Mord an „Scheiß-Zapatisten“

Vor knapp drei Wochen wurde der linke Student Noel Pável González gefoltert und ermordet aufgefunden. Von den Tätern fehlt jede Spur – wie schon so oft in Mexiko

MEXIKO-STADT taz ■ Wer hat Noel Pável González ermordet? Diese Frage stellen sich seit Tagen Angehörige, Kommilitonen und politische Mitstreiter des linken Aktivisten aus Mexiko-Stadt. Die Leiche des Studenten war am vorvergangenen Wochenende mit eindeutigen Folterspuren in einem Außenbezirk der Metropole gefunden worden. Wenige Tage später gingen bei mit González befreundeten Studenten und bei der zapatistischen Guerilla EZLN nahe stehenden Organisationen Drohbriefe ein. „Scheiß-Zapatisten, wenn ihr so weitermacht, werdet ihr sehen, was ihr davon habt“, hieß es in den per Mail verschickten Briefen. Gezeichnet: die rechtsradikale Organisation „El Yunque“ („der Amboss“).

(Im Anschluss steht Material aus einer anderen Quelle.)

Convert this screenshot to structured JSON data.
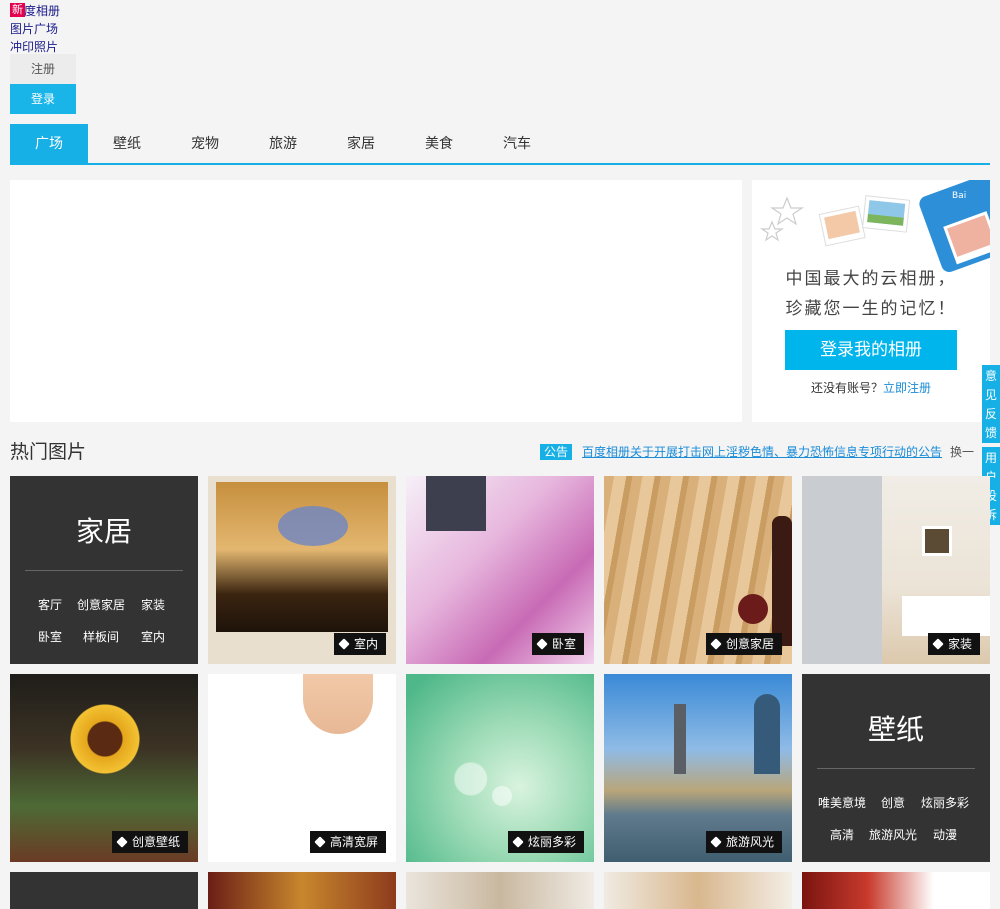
{
  "top_links": {
    "badge": "新",
    "album": "度相册",
    "plaza": "图片广场",
    "print": "冲印照片"
  },
  "auth": {
    "register": "注册",
    "login": "登录"
  },
  "nav": {
    "tabs": [
      "广场",
      "壁纸",
      "宠物",
      "旅游",
      "家居",
      "美食",
      "汽车"
    ]
  },
  "promo": {
    "line1": "中国最大的云相册，",
    "line2": "珍藏您一生的记忆！",
    "button": "登录我的相册",
    "no_account": "还没有账号？",
    "register_now": "立即注册"
  },
  "side": {
    "feedback": "意见反馈",
    "complaint": "用户投诉"
  },
  "hot": {
    "title": "热门图片",
    "notice_tag": "公告",
    "notice_text": "百度相册关于开展打击网上淫秽色情、暴力恐怖信息专项行动的公告",
    "change": "换一"
  },
  "categories": {
    "home": {
      "title": "家居",
      "links": [
        "客厅",
        "创意家居",
        "家装",
        "卧室",
        "样板间",
        "室内"
      ]
    },
    "wallpaper": {
      "title": "壁纸",
      "links": [
        "唯美意境",
        "创意",
        "炫丽多彩",
        "高清",
        "旅游风光",
        "动漫"
      ]
    }
  },
  "photos": {
    "p1": "室内",
    "p2": "卧室",
    "p3": "创意家居",
    "p4": "家装",
    "p5": "创意壁纸",
    "p6": "高清宽屏",
    "p7": "炫丽多彩",
    "p8": "旅游风光"
  },
  "colors": {
    "accent": "#17b0e6",
    "dark_tile": "#333333",
    "badge": "#e4004d"
  }
}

Der Anthropologiestudent González war in den zapatistischen Gruppen und an der Nationalen Autonomen Universität von Mexiko (UNAM) politisch aktiv. Unter anderem war er durch seine Beteiligung am Streik gegen die Privatisierung des Bildungssystems an der UNAM 1999 und 2000 bekannt. „Es war ein politisches Verbrechen“, vermutet Vater Mario González.

Die Eltern hatten ihren Sohn zuletzt lebend am 19. April gesehen, danach sei er nicht mehr nach Hause gekommen. Am 23. April wurde die Leiche gefunden. Gerichtsmediziner stellten fest, dass Pável González bereits am ersten Tag seines Verschwindens gefoltert und vergewaltigt wurde. Der Tod sei durch Schläge ausgelöst worden, die innere und äußere Verletzungen verursacht hätten, sagten die forensischen Ärzte. Offenbar um einen Selbstmord vorzutäuschen, sei er danach aufgehängt worden.

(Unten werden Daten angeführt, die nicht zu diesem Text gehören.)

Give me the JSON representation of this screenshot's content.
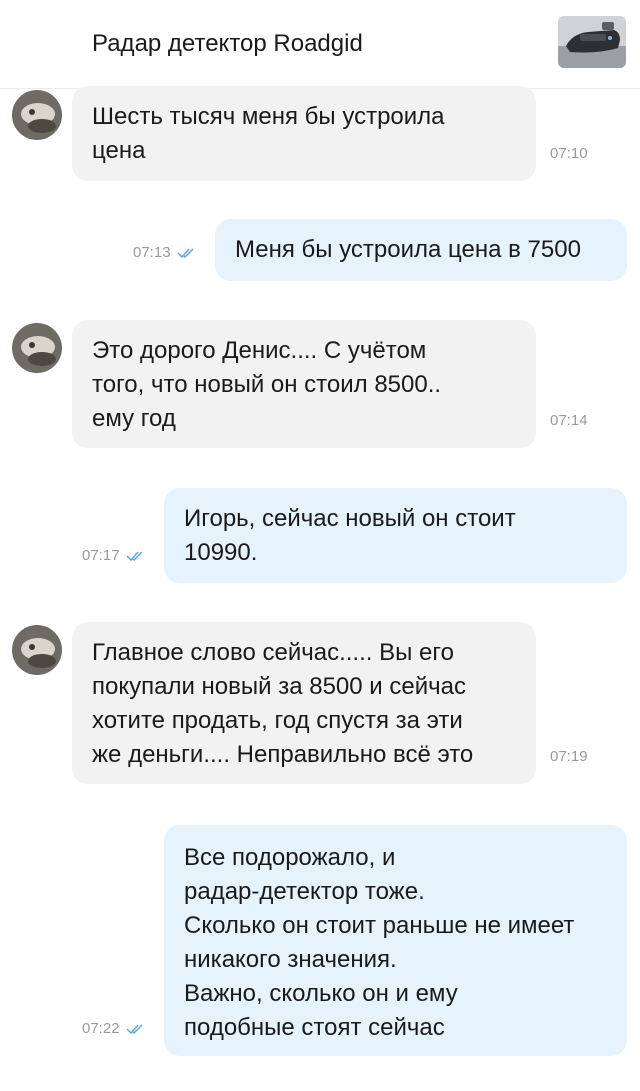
{
  "header": {
    "title": "Радар детектор Roadgid",
    "product_thumb_icon": "radar-detector-photo"
  },
  "messages": [
    {
      "direction": "in",
      "text": "Шесть тысяч меня бы устроила\nцена",
      "time": "07:10"
    },
    {
      "direction": "out",
      "text": "Меня бы устроила цена в 7500",
      "time": "07:13",
      "status": "read"
    },
    {
      "direction": "in",
      "text": "Это дорого Денис.... С учётом\nтого, что новый он стоил 8500..\nему год",
      "time": "07:14"
    },
    {
      "direction": "out",
      "text": "Игорь, сейчас новый он стоит\n10990.",
      "time": "07:17",
      "status": "read"
    },
    {
      "direction": "in",
      "text": "Главное слово сейчас..... Вы его\nпокупали новый за 8500 и сейчас\nхотите продать, год спустя за эти\nже деньги.... Неправильно всё это",
      "time": "07:19"
    },
    {
      "direction": "out",
      "text": "Все подорожало, и\nрадар-детектор тоже.\nСколько он стоит раньше не имеет\nникакого значения.\nВажно, сколько он и ему\nподобные стоят сейчас",
      "time": "07:22",
      "status": "read"
    }
  ],
  "colors": {
    "incoming_bubble": "#f2f2f2",
    "outgoing_bubble": "#e6f3fd",
    "read_ticks": "#5aa9e6",
    "timestamp": "#9a9a9a"
  }
}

In den letzten Monaten ist es auf dem Gelände der UNAM immer wieder zu Angriffen rechter Studentengruppen gekommen. „El Yunque“ kam im August vergangenen Jahres in die Schlagzeilen. Damals hatte der renommierte Journalist Alvaro Delgado in einem Buch nachgewiesen, dass die klandestine rechtsradikale und ultrakatholische Organisation eng mit Unternehmerverbänden und Parlamentariern der „Partei der Nationalen Aktion“ (PAN) des Präsidenten Vicente Fox verbunden ist.

Es sei empörend, dass „im Demokratisierungsprozess des Landes solche Fälle weiterhin präsent sind“, reagierten Professoren, Studenten, Angestellte und der Direktor der Anthropologischen Universität (ENAH), wo González auch studierte, auf den Mord. In einem offenen Brief forderten sie „die Aufklärung dieses Falles sowie der vielen anderen Fälle von Studenten, die wegen ihrer Aktivitäten verschwunden sind oder ermordet wurden“. Tatsächlich sind Morddrohungen in Mexiko weiterhin an der Tagesordnung. Im April 2003 „verschwand“ in Oaxaca die Indígena-Aktivistin Marcelino Santiago Pacheco, im August wurde im Bundesstaat Puebla die Anwältin Griselda Tirado erschossen. Auch sie hatte sich für die Rechte der indigenen Bevölkerung eingesetzt.